記錄2021.9.12
終於考完了。92分,已經超出了我自己的預期成績了,很開心。(弱弱的說,我考試前做PAT前幾年的仿真模擬卷都沒有上70的,最高60多分,雖然說這次應該算是這幾年以來最簡單的一次了吧,所以說考試前其實我是沒啥信心的QAQ,可能對於大佬來說92僅此而已,但是對我來說是莫大的驚喜了,開始沒幾分鍾點進去,就有大佬已經AC了,瑟瑟發抖~~)
因為准備考研浙大才准備的PAT甲級考試,但是考試前剛剛聽說軟工免推的PAT成績不能抵機試了,所以這次考試壓力也沒有多大。
我是非科班出身的,只是大一的時候有上過C語言,C++的相關課程,但都是水過去的。所以基本上到了大三還是不會打代碼的小菜雞一枚,為了准備考PAT也在圖書館借了算法筆記,收藏了柳婼大神的博客,看了很多的經驗貼。我大概是七月中旬開始准備的,那時候拿這算法筆記啃,感覺剛開始還是很吃力的,一道排序題就可以難住我好幾個小時,后來漸漸上手后,特別是學習了第六章的C++中的STL容器,感覺好用的飛起,明明可以很輕松的寫代碼,之前一直都在用土本法。但是這也算是一種經歷吧,沒有土辦法一點點的寫過,就不知道STL容器有多好用。到了八月份的時候,算法筆記才啃了不到一半,其實有點慌張了,大概是從八月中旬開始,就把每天大部分的時間往PAT上傾斜,emmm...大家不要學我,能盡早開始就不要偷懶,我就是懶慣了,才導致后面時間來不及。大概是到9月份初的時候,其實我才把算法筆記學習完,當然動態規划,后面字符串提升什么的沒學,畢竟沒時間了嘛,然后我就開始從后往前刷題庫,四道題四道題刷,看柳婼大神的代碼,但是由於柳婼大神的代碼是只有分析的,雖然講的很簡介明了,但是一般對於我們這種代碼打的少的人來說,其實不太容易想得到,所以我是把b站的講PAT甲級的up主弄夫的視頻和柳婼大神的代碼結合着學習的,從中其實也學習到了非常多STL容器的具體用法,其實算法筆記中雖然是講的較為詳細了,但是你用的太少還是不會用的,我覺得看別人的代碼看多了,自己自然而然的就用上了這些好用的方法,而不是糾結着一定要用自己寫出來的,我覺得就9月初一直到考試前,我自己結合大神的代碼視頻刷題學習的過程是我提升最快的時候,算法筆記只是給了你一個門檻,讓你懂得了該如何應對PAT上不同的題目,學習了各種算法(我真的是小白,之前從來沒用過這些算法)真的如大佬所言,就算是對於小白也是很友好的。不過想要有所提升,算法筆記明顯不夠用,在學習完算法筆記的基礎上,刷題總結學習大佬的代碼,思維方式才是備考的重中之重。

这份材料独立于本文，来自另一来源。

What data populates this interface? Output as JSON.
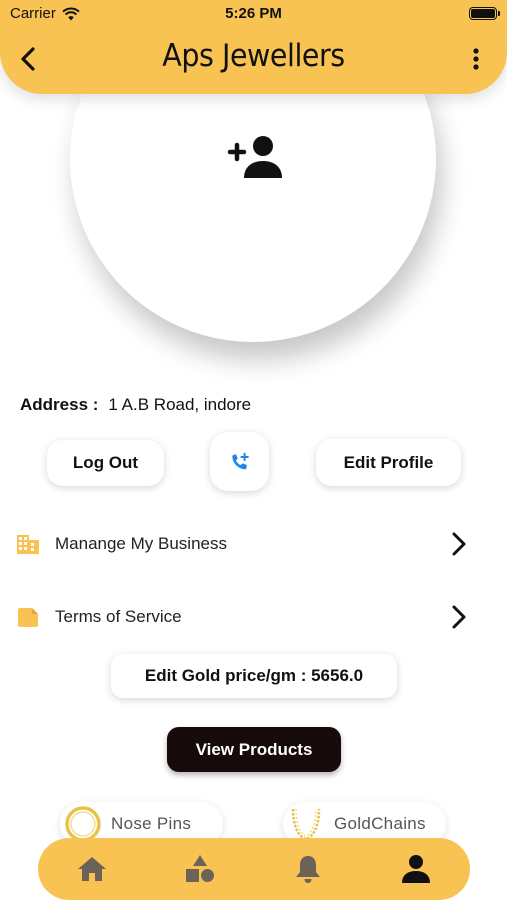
{
  "status_bar": {
    "carrier": "Carrier",
    "time": "5:26 PM"
  },
  "header": {
    "title": "Aps Jewellers"
  },
  "profile": {
    "address_label": "Address :",
    "address_value": "1 A.B Road, indore"
  },
  "actions": {
    "logout_label": "Log Out",
    "edit_profile_label": "Edit Profile"
  },
  "menu": {
    "items": [
      {
        "label": "Manange My Business",
        "icon": "building-icon"
      },
      {
        "label": "Terms of Service",
        "icon": "folder-icon"
      }
    ]
  },
  "gold_price": {
    "label": "Edit Gold price/gm : 5656.0"
  },
  "view_products_label": "View Products",
  "categories": [
    {
      "label": "Nose Pins",
      "icon": "nose-pin-thumbnail"
    },
    {
      "label": "GoldChains",
      "icon": "gold-chain-thumbnail"
    }
  ],
  "bottom_nav": {
    "items": [
      "home-icon",
      "categories-icon",
      "bell-icon",
      "profile-icon"
    ],
    "active": "profile-icon"
  },
  "colors": {
    "accent": "#f8c352",
    "dark_button": "#160a0b",
    "call_icon": "#1e88e5"
  }
}
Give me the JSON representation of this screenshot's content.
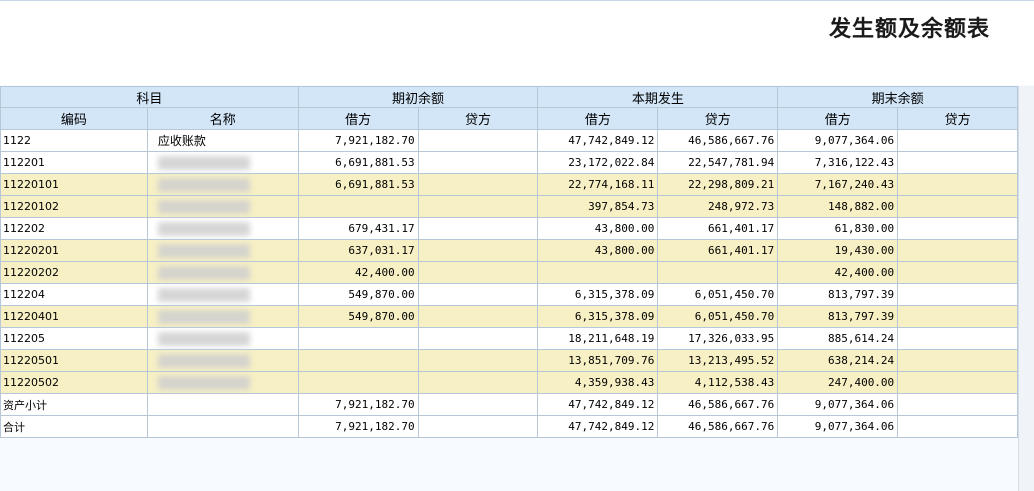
{
  "report": {
    "title": "发生额及余额表"
  },
  "header": {
    "subject": "科目",
    "opening": "期初余额",
    "current": "本期发生",
    "closing": "期末余额",
    "code": "编码",
    "name": "名称",
    "debit": "借方",
    "credit": "贷方"
  },
  "rows": [
    {
      "code": "1122",
      "name": "应收账款",
      "od": "7,921,182.70",
      "oc": "",
      "cd": "47,742,849.12",
      "cc": "46,586,667.76",
      "ed": "9,077,364.06",
      "ec": ""
    },
    {
      "code": "112201",
      "name": "",
      "od": "6,691,881.53",
      "oc": "",
      "cd": "23,172,022.84",
      "cc": "22,547,781.94",
      "ed": "7,316,122.43",
      "ec": ""
    },
    {
      "code": "11220101",
      "name": "",
      "od": "6,691,881.53",
      "oc": "",
      "cd": "22,774,168.11",
      "cc": "22,298,809.21",
      "ed": "7,167,240.43",
      "ec": ""
    },
    {
      "code": "11220102",
      "name": "",
      "od": "",
      "oc": "",
      "cd": "397,854.73",
      "cc": "248,972.73",
      "ed": "148,882.00",
      "ec": ""
    },
    {
      "code": "112202",
      "name": "",
      "od": "679,431.17",
      "oc": "",
      "cd": "43,800.00",
      "cc": "661,401.17",
      "ed": "61,830.00",
      "ec": ""
    },
    {
      "code": "11220201",
      "name": "",
      "od": "637,031.17",
      "oc": "",
      "cd": "43,800.00",
      "cc": "661,401.17",
      "ed": "19,430.00",
      "ec": ""
    },
    {
      "code": "11220202",
      "name": "",
      "od": "42,400.00",
      "oc": "",
      "cd": "",
      "cc": "",
      "ed": "42,400.00",
      "ec": ""
    },
    {
      "code": "112204",
      "name": "",
      "od": "549,870.00",
      "oc": "",
      "cd": "6,315,378.09",
      "cc": "6,051,450.70",
      "ed": "813,797.39",
      "ec": ""
    },
    {
      "code": "11220401",
      "name": "",
      "od": "549,870.00",
      "oc": "",
      "cd": "6,315,378.09",
      "cc": "6,051,450.70",
      "ed": "813,797.39",
      "ec": ""
    },
    {
      "code": "112205",
      "name": "",
      "od": "",
      "oc": "",
      "cd": "18,211,648.19",
      "cc": "17,326,033.95",
      "ed": "885,614.24",
      "ec": ""
    },
    {
      "code": "11220501",
      "name": "",
      "od": "",
      "oc": "",
      "cd": "13,851,709.76",
      "cc": "13,213,495.52",
      "ed": "638,214.24",
      "ec": ""
    },
    {
      "code": "11220502",
      "name": "",
      "od": "",
      "oc": "",
      "cd": "4,359,938.43",
      "cc": "4,112,538.43",
      "ed": "247,400.00",
      "ec": ""
    },
    {
      "code": "资产小计",
      "name": "",
      "od": "7,921,182.70",
      "oc": "",
      "cd": "47,742,849.12",
      "cc": "46,586,667.76",
      "ed": "9,077,364.06",
      "ec": ""
    },
    {
      "code": "合计",
      "name": "",
      "od": "7,921,182.70",
      "oc": "",
      "cd": "47,742,849.12",
      "cc": "46,586,667.76",
      "ed": "9,077,364.06",
      "ec": ""
    }
  ]
}
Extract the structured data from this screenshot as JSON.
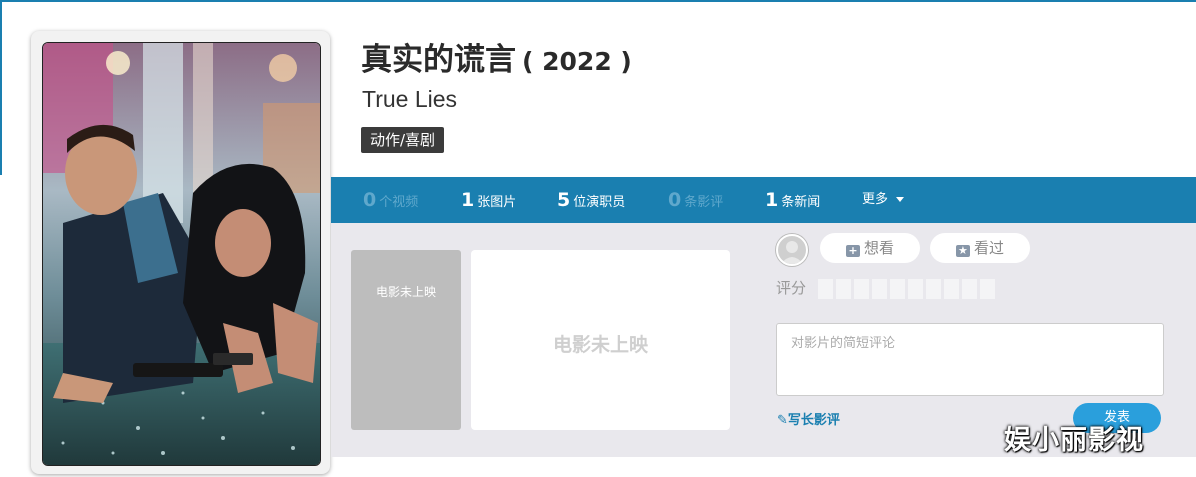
{
  "movie": {
    "title_cn": "真实的谎言",
    "year": "( 2022 )",
    "title_en": "True Lies",
    "genre": "动作/喜剧"
  },
  "stats": [
    {
      "num": "0",
      "label": "个视频"
    },
    {
      "num": "1",
      "label": "张图片"
    },
    {
      "num": "5",
      "label": "位演职员"
    },
    {
      "num": "0",
      "label": "条影评"
    },
    {
      "num": "1",
      "label": "条新闻"
    }
  ],
  "more_label": "更多",
  "tiles": {
    "small": "电影未上映",
    "large": "电影未上映"
  },
  "actions": {
    "want": "想看",
    "seen": "看过",
    "rating_label": "评分",
    "comment_placeholder": "对影片的简短评论",
    "write_long": "写长影评",
    "post": "发表"
  },
  "watermark": "娱小丽影视",
  "colors": {
    "accent_blue": "#1a7fb0",
    "button_blue": "#2a9fdc",
    "content_bg": "#e9e8ed"
  }
}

講一下這次考試的心路歷程,感覺看題是杠杠的重要的。剛開始做題的時候,我把所有的題目都看了一遍,大概看了一下要考啥,因為是英語(我的英語真一般,稍微來一點不常見的單詞就會不認識)所以讀題較慢。大概4道題讀了10分鍾,而且是粗粗的讀,根本沒有讀懂,就大概感覺第一題讀不懂,第二題好像考棧,第三題考圖論,第四題考堆?樹(剛開始是這樣想的),然后讀完題我就去看了一下提交通過率,好家伙,第一題的通過率低的離譜,反而是第四題最高,然后我就轉向第四題的懷抱了,但是讀了半天,也讀不懂題目,又是堆啊,又是中序遍歷啥的,然后我就想,難道和之前的一樣是考建堆嗎,只不過這個是小頂堆,然后我就按照堆的思路做下去(考前打過好幾遍相關代碼了,所以還是挺熟的),然后寫到向上調整的時候發現,好像我看到那張樣例圖給的不是完全二叉樹啊,這咋整,然后給我整愣住了,我又看了一下題目,發現沒啥思路。
這時候大概還有2個半小時,然后我就又去看了一下通過率,咋第二題的通過率這么高呢?我之前粗粗的看了一下第二題,其實也沒讀懂題目,然后我就去在仔細讀了一遍題目,發現的真的挺簡單的,只要稍微排序一下,然后用STL中的stack容器每次壓出一個帽子的size(我用的是unordered-map的兩個映射)就在映射中找到體重對應的位置下標輸出即可。很快20分鍾不到讀題和做題就結束了,這時候還有2個小時十幾分鍾,然后我就想好歹20分了,沒有被0封,心情不錯,就又去看通過率(呵呵,沒錯我就是看通過率做題的,其實效果還不錯,但是其實並不是通過率低的題目就一定難的,我我最后寫第一題的時候也就不到半個小時,通過率低說不定是里面有坑,所以很多大佬沒有拿到滿分),發現還是第四題較高,又跑去攻克第四題。這次仔細看了一下他給我的例子,那個pair,和圖,發現根據小的數字的堆頂就是小頂堆的特性,但是看他給出的好像key的順序好像是從小到大的,又看圖,發現很像題庫中做的一道建立笛卡爾樹的題目(就是每次從中序中選擇最小的數作為根節點,依據這個來建樹,這道題我考試前因為在背代碼段,所以也打過好幾遍了),所以發現這根本不是建堆,他只是有一點堆的特性,所以只需要把這個key和priority作為一個結構體一起排序,當然是按照key的值的從小到大排序了,然后把他們看成一個整體,每次在結構體數組中找到priority最小的值,然后然這個值作為根結點,遞歸建樹,最后層序遍歷一下就okk啦~,寫法之后一步AC,很開心。(現在看了一下覺得priority這個單詞好眼熟,想起了priority_queue所以這道題優先隊列應該更好做)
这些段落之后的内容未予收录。